Seismic recordings depend on the seismic source, the properties of the Earth, the
location of the seismic receiver stations, and the physics of seismic wave propagation.
It has always been a dream in seismology to predict the Earth properties directly
from the seismograms using our knowledge of how seismic waves are affected by the
rocks. Thanks to theorectical developments and advances in computer technology, this
dream is on the verge of being realized. The Earth properties can be estimated using a
least squares conjugate gradient algorithm to solve for the Earth model which predicts
seismograms that best match the observed data. A new theory puts the gradient
direction required by this alogorithm in terms of wave simulations. In the past, wave
simulations in realistic Earth models were too CPU intensive for this formulation to be
practical but this no longer appears to be the case.
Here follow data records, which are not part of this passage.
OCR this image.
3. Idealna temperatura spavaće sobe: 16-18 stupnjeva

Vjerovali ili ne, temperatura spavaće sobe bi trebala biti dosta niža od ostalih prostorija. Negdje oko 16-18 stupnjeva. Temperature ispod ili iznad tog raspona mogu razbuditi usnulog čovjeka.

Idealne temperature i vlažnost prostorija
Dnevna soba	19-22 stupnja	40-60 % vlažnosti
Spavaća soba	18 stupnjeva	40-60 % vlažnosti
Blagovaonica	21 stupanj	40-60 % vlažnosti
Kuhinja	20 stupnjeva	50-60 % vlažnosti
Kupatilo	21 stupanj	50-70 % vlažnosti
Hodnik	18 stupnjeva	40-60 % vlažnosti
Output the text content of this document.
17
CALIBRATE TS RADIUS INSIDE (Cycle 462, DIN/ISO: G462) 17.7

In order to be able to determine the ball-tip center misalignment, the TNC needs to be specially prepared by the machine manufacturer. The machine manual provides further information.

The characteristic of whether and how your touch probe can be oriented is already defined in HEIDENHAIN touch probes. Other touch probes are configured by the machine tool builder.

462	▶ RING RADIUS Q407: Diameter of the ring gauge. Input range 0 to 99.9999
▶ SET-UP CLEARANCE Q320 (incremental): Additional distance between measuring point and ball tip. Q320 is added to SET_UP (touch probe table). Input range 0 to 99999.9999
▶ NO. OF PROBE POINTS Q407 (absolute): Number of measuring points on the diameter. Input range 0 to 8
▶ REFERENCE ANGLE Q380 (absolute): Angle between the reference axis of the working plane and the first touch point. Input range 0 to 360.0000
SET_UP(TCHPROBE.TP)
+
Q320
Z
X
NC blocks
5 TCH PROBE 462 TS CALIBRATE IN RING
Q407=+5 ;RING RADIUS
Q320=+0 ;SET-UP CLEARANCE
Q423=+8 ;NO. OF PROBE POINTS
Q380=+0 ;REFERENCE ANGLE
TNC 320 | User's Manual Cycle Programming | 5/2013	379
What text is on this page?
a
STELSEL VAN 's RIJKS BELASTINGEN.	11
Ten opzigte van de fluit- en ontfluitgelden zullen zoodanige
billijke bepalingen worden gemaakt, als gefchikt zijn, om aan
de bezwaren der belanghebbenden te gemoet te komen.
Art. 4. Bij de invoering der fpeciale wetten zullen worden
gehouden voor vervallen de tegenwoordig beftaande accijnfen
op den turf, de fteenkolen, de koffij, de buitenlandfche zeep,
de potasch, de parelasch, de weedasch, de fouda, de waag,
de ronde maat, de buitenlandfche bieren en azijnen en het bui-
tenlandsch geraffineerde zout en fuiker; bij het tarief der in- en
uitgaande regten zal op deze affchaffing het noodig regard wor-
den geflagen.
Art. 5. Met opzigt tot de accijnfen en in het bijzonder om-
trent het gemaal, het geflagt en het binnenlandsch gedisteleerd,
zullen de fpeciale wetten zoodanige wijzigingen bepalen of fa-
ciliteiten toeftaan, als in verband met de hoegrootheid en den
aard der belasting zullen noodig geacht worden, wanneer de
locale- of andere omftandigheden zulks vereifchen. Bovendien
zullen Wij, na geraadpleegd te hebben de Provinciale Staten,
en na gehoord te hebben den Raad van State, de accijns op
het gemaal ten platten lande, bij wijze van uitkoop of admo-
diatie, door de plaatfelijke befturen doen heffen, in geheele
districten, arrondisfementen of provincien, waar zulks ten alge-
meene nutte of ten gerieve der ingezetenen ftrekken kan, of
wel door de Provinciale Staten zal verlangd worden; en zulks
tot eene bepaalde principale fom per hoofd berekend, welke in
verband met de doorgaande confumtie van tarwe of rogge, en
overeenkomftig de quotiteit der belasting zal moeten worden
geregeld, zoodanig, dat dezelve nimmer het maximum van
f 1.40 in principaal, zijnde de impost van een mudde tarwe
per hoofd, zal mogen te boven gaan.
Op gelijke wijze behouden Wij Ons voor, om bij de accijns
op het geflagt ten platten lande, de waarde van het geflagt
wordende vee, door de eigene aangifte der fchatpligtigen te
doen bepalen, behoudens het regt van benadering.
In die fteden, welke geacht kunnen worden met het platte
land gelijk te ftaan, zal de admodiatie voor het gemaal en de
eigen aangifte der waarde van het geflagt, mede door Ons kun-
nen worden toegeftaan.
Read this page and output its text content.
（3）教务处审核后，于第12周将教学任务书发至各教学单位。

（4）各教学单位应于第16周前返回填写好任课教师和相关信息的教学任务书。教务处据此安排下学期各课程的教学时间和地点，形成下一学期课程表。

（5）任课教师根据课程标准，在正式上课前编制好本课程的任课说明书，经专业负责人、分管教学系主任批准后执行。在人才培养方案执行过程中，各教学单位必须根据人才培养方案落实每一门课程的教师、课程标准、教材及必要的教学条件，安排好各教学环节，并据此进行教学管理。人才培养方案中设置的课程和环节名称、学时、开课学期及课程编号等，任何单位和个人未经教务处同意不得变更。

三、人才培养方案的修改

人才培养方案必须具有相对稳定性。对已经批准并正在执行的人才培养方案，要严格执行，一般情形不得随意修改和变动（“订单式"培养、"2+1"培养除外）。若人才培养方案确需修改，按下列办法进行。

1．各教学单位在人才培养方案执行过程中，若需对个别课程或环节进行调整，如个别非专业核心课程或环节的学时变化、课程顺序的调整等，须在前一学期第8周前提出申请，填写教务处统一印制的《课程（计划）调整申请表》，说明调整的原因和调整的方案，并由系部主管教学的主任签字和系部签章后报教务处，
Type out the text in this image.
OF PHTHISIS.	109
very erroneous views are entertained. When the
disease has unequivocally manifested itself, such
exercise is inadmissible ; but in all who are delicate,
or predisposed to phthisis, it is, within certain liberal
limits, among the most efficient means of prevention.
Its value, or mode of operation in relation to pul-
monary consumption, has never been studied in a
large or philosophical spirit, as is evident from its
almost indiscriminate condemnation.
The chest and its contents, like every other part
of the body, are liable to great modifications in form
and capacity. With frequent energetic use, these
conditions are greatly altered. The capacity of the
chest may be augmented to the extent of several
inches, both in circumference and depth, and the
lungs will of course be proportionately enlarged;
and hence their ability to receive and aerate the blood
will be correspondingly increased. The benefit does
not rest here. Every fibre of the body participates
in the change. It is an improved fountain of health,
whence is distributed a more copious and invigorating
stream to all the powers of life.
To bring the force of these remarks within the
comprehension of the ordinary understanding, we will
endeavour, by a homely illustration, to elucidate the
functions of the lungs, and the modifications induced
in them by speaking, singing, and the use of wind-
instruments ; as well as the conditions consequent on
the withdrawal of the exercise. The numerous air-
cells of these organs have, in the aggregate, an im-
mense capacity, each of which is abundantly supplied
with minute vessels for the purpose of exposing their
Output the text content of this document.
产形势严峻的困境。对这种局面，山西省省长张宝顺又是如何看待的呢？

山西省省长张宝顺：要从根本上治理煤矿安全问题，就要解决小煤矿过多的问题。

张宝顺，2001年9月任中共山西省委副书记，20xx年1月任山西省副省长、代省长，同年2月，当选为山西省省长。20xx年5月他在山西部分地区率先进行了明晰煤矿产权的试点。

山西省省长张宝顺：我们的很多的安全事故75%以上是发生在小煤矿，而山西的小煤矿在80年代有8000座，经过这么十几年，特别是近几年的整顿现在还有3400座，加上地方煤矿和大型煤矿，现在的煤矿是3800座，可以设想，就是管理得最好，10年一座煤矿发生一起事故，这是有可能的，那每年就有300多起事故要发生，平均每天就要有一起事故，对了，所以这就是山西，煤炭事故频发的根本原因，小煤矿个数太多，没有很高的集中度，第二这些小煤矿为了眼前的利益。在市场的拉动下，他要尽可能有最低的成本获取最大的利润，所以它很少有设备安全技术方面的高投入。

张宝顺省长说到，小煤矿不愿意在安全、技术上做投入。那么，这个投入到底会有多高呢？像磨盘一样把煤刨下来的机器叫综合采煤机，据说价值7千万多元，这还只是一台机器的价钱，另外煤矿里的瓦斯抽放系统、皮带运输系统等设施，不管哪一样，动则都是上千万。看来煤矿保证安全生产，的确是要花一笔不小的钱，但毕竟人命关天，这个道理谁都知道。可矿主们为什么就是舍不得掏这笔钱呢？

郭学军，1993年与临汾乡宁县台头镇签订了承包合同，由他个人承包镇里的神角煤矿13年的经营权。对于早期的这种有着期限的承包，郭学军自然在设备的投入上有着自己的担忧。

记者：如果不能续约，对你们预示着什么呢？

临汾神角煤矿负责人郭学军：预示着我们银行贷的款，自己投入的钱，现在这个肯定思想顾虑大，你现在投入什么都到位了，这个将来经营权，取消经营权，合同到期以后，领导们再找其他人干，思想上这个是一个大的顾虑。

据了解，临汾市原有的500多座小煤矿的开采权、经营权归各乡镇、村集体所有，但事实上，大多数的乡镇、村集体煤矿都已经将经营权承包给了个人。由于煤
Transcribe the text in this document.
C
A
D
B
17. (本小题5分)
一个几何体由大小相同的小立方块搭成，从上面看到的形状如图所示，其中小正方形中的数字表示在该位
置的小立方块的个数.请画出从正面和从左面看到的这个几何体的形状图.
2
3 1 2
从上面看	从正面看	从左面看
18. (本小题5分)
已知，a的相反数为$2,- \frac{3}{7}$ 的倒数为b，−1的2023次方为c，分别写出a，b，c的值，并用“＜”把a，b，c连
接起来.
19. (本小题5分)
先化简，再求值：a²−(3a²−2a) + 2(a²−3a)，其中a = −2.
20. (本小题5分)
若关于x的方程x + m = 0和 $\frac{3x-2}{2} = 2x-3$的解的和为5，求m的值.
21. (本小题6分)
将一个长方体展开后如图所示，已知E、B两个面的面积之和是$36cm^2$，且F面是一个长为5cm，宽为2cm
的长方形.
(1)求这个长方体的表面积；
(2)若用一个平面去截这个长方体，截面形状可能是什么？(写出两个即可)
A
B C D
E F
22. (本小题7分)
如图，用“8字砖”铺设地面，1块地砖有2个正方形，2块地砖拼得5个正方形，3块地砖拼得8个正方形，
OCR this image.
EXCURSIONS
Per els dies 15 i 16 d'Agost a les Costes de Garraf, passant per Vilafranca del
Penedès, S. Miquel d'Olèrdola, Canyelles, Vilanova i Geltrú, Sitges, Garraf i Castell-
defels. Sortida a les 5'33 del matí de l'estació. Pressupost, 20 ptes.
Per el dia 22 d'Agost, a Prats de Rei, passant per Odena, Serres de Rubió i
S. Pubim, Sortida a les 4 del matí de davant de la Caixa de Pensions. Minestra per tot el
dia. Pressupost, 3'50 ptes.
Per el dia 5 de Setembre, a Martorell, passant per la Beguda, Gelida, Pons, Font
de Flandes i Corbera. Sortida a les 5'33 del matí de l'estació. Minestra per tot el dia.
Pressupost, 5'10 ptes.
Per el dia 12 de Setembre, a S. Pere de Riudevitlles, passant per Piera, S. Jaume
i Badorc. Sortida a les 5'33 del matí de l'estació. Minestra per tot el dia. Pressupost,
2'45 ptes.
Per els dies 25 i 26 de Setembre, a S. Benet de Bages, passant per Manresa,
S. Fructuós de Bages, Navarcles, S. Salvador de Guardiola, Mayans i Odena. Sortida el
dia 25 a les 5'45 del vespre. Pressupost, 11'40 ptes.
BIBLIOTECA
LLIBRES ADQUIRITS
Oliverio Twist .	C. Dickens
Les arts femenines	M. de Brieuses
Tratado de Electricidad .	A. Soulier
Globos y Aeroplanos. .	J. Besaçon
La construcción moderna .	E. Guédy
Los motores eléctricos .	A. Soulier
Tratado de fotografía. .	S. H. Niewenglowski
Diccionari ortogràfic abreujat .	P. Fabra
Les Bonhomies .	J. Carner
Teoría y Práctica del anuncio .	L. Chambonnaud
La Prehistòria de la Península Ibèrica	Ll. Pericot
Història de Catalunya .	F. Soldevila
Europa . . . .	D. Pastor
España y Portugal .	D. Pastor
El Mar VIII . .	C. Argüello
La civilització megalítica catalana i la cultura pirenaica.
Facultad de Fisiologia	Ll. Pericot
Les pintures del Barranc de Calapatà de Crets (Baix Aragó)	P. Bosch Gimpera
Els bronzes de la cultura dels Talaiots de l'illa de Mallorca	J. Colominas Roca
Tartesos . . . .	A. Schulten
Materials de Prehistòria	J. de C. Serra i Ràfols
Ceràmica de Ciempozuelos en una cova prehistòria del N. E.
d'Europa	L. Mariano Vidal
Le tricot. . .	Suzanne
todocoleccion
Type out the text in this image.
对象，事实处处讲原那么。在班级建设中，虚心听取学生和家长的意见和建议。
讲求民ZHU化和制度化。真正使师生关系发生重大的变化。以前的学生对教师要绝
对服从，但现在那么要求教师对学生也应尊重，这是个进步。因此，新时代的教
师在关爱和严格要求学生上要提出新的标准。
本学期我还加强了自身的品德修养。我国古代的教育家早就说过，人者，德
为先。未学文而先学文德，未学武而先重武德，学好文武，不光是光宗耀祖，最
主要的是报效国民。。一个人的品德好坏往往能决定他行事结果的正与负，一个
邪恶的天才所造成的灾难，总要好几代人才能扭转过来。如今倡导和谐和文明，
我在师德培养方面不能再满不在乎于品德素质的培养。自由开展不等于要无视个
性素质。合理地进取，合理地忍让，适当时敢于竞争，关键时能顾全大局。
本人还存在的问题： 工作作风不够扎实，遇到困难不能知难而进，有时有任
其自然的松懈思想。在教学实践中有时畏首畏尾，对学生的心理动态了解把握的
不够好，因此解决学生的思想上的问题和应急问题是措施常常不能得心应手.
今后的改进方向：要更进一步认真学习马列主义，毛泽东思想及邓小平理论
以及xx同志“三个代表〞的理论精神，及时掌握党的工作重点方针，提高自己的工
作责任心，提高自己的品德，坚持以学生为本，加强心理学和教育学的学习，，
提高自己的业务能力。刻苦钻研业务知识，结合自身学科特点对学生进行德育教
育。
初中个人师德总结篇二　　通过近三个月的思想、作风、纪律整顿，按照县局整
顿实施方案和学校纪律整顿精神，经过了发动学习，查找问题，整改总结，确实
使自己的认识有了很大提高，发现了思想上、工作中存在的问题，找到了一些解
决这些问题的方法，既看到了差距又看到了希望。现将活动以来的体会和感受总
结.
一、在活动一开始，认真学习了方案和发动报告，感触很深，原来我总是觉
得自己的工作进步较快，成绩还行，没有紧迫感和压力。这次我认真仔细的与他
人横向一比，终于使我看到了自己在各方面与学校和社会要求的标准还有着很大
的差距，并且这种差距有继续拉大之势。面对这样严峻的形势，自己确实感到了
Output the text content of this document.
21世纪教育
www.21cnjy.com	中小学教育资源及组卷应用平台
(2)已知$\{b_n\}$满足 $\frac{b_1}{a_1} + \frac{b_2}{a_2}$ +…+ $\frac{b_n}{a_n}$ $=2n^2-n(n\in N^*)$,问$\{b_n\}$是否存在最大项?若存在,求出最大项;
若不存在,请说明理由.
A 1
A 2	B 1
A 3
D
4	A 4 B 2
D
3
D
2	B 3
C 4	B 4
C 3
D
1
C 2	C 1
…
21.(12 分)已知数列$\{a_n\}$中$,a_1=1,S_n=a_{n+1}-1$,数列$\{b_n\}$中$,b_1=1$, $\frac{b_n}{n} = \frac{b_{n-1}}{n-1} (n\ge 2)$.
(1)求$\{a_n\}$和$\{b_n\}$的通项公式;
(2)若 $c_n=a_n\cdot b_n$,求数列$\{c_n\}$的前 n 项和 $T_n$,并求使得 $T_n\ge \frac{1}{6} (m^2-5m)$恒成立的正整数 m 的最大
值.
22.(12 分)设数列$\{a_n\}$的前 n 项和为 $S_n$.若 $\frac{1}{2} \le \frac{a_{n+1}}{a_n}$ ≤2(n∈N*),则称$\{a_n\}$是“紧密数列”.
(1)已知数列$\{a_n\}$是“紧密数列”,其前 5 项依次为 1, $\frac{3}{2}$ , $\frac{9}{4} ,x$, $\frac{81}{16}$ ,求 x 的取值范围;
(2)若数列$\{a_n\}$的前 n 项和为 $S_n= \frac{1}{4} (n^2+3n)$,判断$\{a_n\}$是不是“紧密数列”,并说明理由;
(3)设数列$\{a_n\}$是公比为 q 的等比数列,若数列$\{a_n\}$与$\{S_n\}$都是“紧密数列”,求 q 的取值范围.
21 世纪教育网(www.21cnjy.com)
A well understood method to do
wave simulations in media of arbitrary complexity is by directly solving the discretized
wave equation using the method of finite differences. The Earth i sparametrized as a
grid with each node of the grid associated with the elastic properties governing seismic
wave propagation. Finite differences are used at each node to propagate the seismic
waves from one instant of time to the next. At any instant of time, the calculations
at a given node are independent from the calculations at other nodes. Therefore, the
calculations at an instant of time can be done at all nodes simultaneously. Hence,
the method is ideally suited to fine grain parallel computer architectures such as that
of the "Connection Machine". Results suggest that by using such fine grain parallel
computers, realistic sized inverse problems can be solved for the first time!